Abstract

To effectively decarbonize buildings accurate energy models must be created to predict building energy performance. Typical meteorological year (TMY) weather files represent long-term weather conditions and are used in energy modelling to help evaluate energy performance. This thesis explores generating TMY files using machine learning to improve accuracy, which can significantly influence energy simulation results. The current TMY generation approach relies on expert judgment, often overlooking seasonal, climate and application-based variations.
Manuscript #1 introduces a machine learning methodology using feature importance to determine the relevant generation parameters used in the Sandia method to enhance the current TMY generation approach. The proposed methodology is applied to a medium office building in Montreal. The results reveal an improved representativeness of the long-term average building energy demand for the TMY generated using the proposed methodology.

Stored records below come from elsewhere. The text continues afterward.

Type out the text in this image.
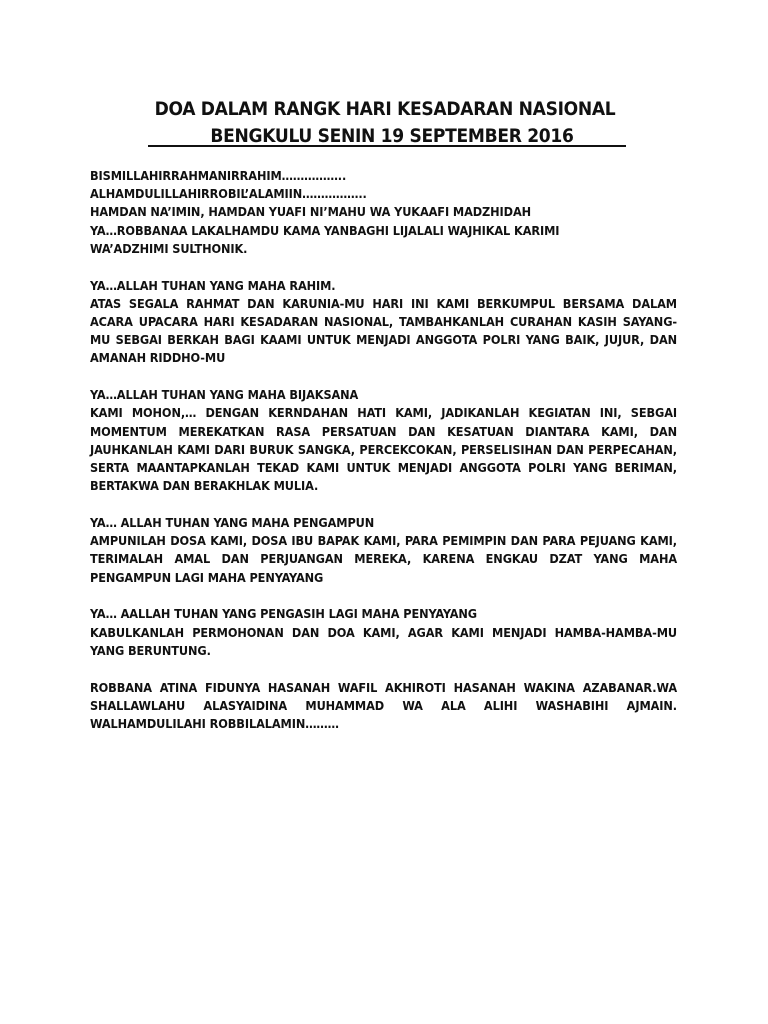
DOA DALAM RANGK HARI KESADARAN NASIONAL
BENGKULU SENIN 19 SEPTEMBER 2016
BISMILLAHIRRAHMANIRRAHIM……………..
ALHAMDULILLAHIRROBIL’ALAMIIN……………..
HAMDAN NA’IMIN, HAMDAN YUAFI NI’MAHU WA YUKAAFI MADZHIDAH
YA…ROBBANAA LAKALHAMDU KAMA YANBAGHI LIJALALI WAJHIKAL KARIMI
WA’ADZHIMI SULTHONIK.
YA…ALLAH TUHAN YANG MAHA RAHIM.
ATAS SEGALA RAHMAT DAN KARUNIA-MU HARI INI KAMI BERKUMPUL BERSAMA DALAM ACARA UPACARA HARI KESADARAN NASIONAL, TAMBAHKANLAH CURAHAN KASIH SAYANG-MU SEBGAI BERKAH BAGI KAAMI UNTUK MENJADI ANGGOTA POLRI YANG BAIK, JUJUR, DAN AMANAH RIDDHO-MU
YA…ALLAH TUHAN YANG MAHA BIJAKSANA
KAMI MOHON,… DENGAN KERNDAHAN HATI KAMI, JADIKANLAH KEGIATAN INI, SEBGAI MOMENTUM MEREKATKAN RASA PERSATUAN DAN KESATUAN DIANTARA KAMI, DAN JAUHKANLAH KAMI DARI BURUK SANGKA, PERCEKCOKAN, PERSELISIHAN DAN PERPECAHAN, SERTA MAANTAPKANLAH TEKAD KAMI UNTUK MENJADI ANGGOTA POLRI YANG BERIMAN, BERTAKWA DAN BERAKHLAK MULIA.
YA… ALLAH TUHAN YANG MAHA PENGAMPUN
AMPUNILAH DOSA KAMI, DOSA IBU BAPAK KAMI, PARA PEMIMPIN DAN PARA PEJUANG KAMI, TERIMALAH AMAL DAN PERJUANGAN MEREKA, KARENA ENGKAU DZAT YANG MAHA PENGAMPUN LAGI MAHA PENYAYANG
YA… AALLAH TUHAN YANG PENGASIH LAGI MAHA PENYAYANG
KABULKANLAH PERMOHONAN DAN DOA KAMI, AGAR KAMI MENJADI HAMBA-HAMBA-MU YANG BERUNTUNG.
ROBBANA ATINA FIDUNYA HASANAH WAFIL AKHIROTI HASANAH WAKINA AZABANAR.WA SHALLAWLAHU ALASYAIDINA MUHAMMAD WA ALA ALIHI WASHABIHI AJMAIN. WALHAMDULILAHI ROBBILALAMIN………
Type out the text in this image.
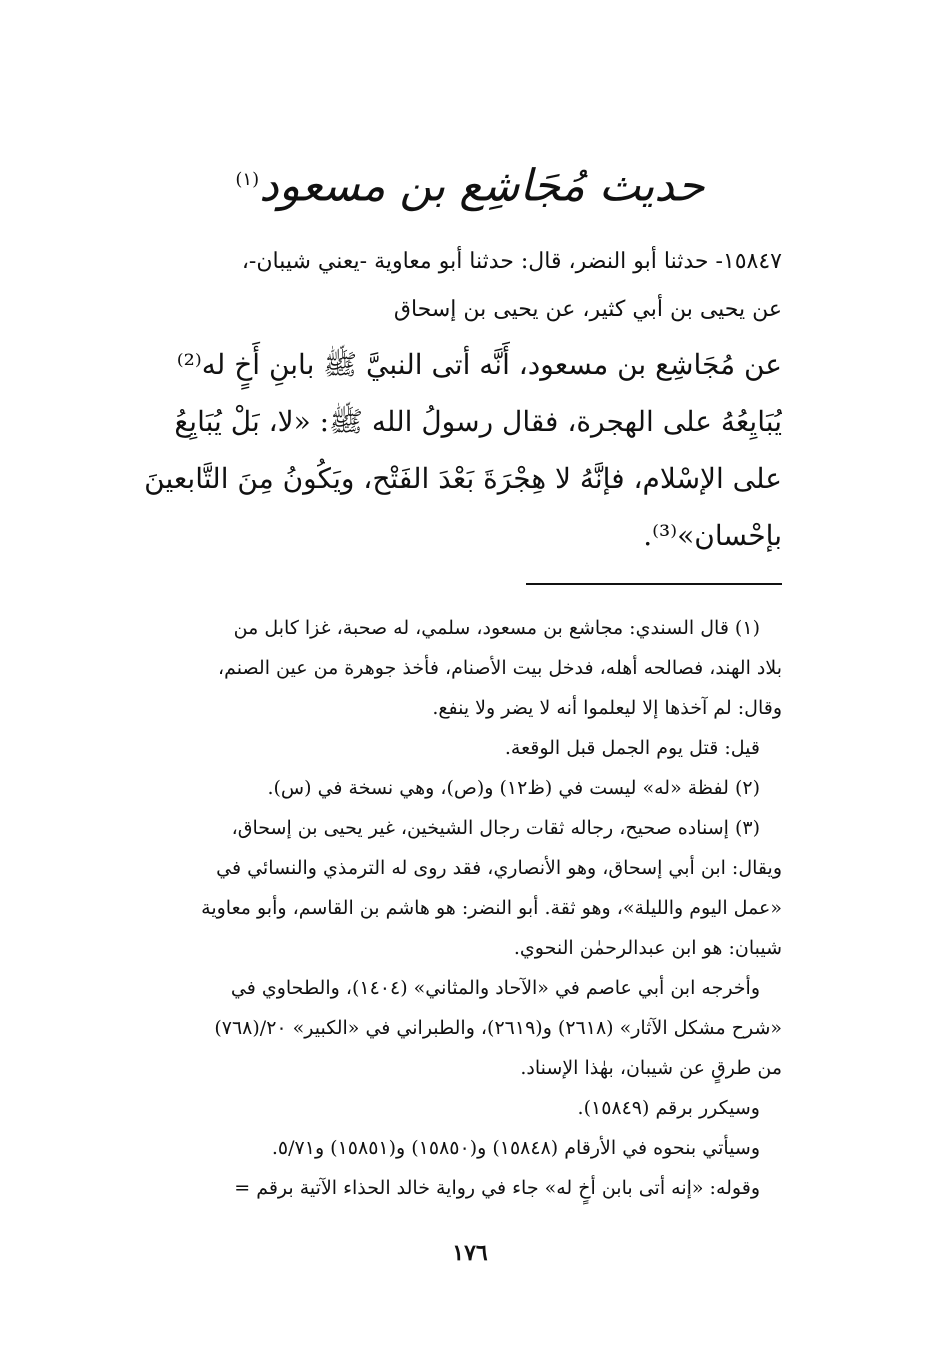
حديث مُجَاشِع بن مسعود$^{(١)}$
١٥٨٤٧- حدثنا أبو النضر، قال: حدثنا أبو معاوية -يعني شيبان-،
عن يحيى بن أبي كثير، عن يحيى بن إسحاق
عن مُجَاشِع بن مسعود، أَنَّه أتى النبيَّ ﷺ بابنِ أَخٍ له⁽²⁾
يُبَايِعُهُ على الهجرة، فقال رسولُ الله ﷺ: «لا، بَلْ يُبَايِعُ
على الإسْلام، فإنَّهُ لا هِجْرَةَ بَعْدَ الفَتْح، ويَكُونُ مِنَ التَّابعينَ
بإحْسان»⁽³⁾.
(١) قال السندي: مجاشع بن مسعود، سلمي، له صحبة، غزا كابل من
بلاد الهند، فصالحه أهله، فدخل بيت الأصنام، فأخذ جوهرة من عين الصنم،
وقال: لم آخذها إلا ليعلموا أنه لا يضر ولا ينفع.
قيل: قتل يوم الجمل قبل الوقعة.
(٢) لفظة «له» ليست في (ظ١٢) و(ص)، وهي نسخة في (س).
(٣) إسناده صحيح، رجاله ثقات رجال الشيخين، غير يحيى بن إسحاق،
ويقال: ابن أبي إسحاق، وهو الأنصاري، فقد روى له الترمذي والنسائي في
«عمل اليوم والليلة»، وهو ثقة. أبو النضر: هو هاشم بن القاسم، وأبو معاوية
شيبان: هو ابن عبدالرحمٰن النحوي.
وأخرجه ابن أبي عاصم في «الآحاد والمثاني» (١٤٠٤)، والطحاوي في
«شرح مشكل الآثار» (٢٦١٨) و(٢٦١٩)، والطبراني في «الكبير» ٢٠/(٧٦٨)
من طرقٍ عن شيبان، بهٰذا الإسناد.
وسيكرر برقم (١٥٨٤٩).
وسيأتي بنحوه في الأرقام (١٥٨٤٨) و(١٥٨٥٠) و(١٥٨٥١) و٥/٧١.
وقوله: «إنه أتى بابن أخٍ له» جاء في رواية خالد الحذاء الآتية برقم =
١٧٦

Manuscript #2 aims to (1) assess the applicability of the methodology across Canadian climates; (2) investigate the feasibility of using standardized climate zone-based weighting factors to reduce the computational time associated with extracting location-based weighting factors to facilitate wider adoption of the proposed methodology. The methodology is applied to 18 cities across six Canadian climate zones and generates two weather files for each location. TMYSTATION uses location-based weighting factors while TMYCZ uses climate zone-based weighting factors. The CV(RMSE) and NMBE indicate the proposed weather files outperform the conventional weather files in predicting the long-term energy performance of buildings. Although the TMYSTATION files performed marginally better, the convenience of standardized climate zone-based weighting factors can enhance the methodology’s adaptability.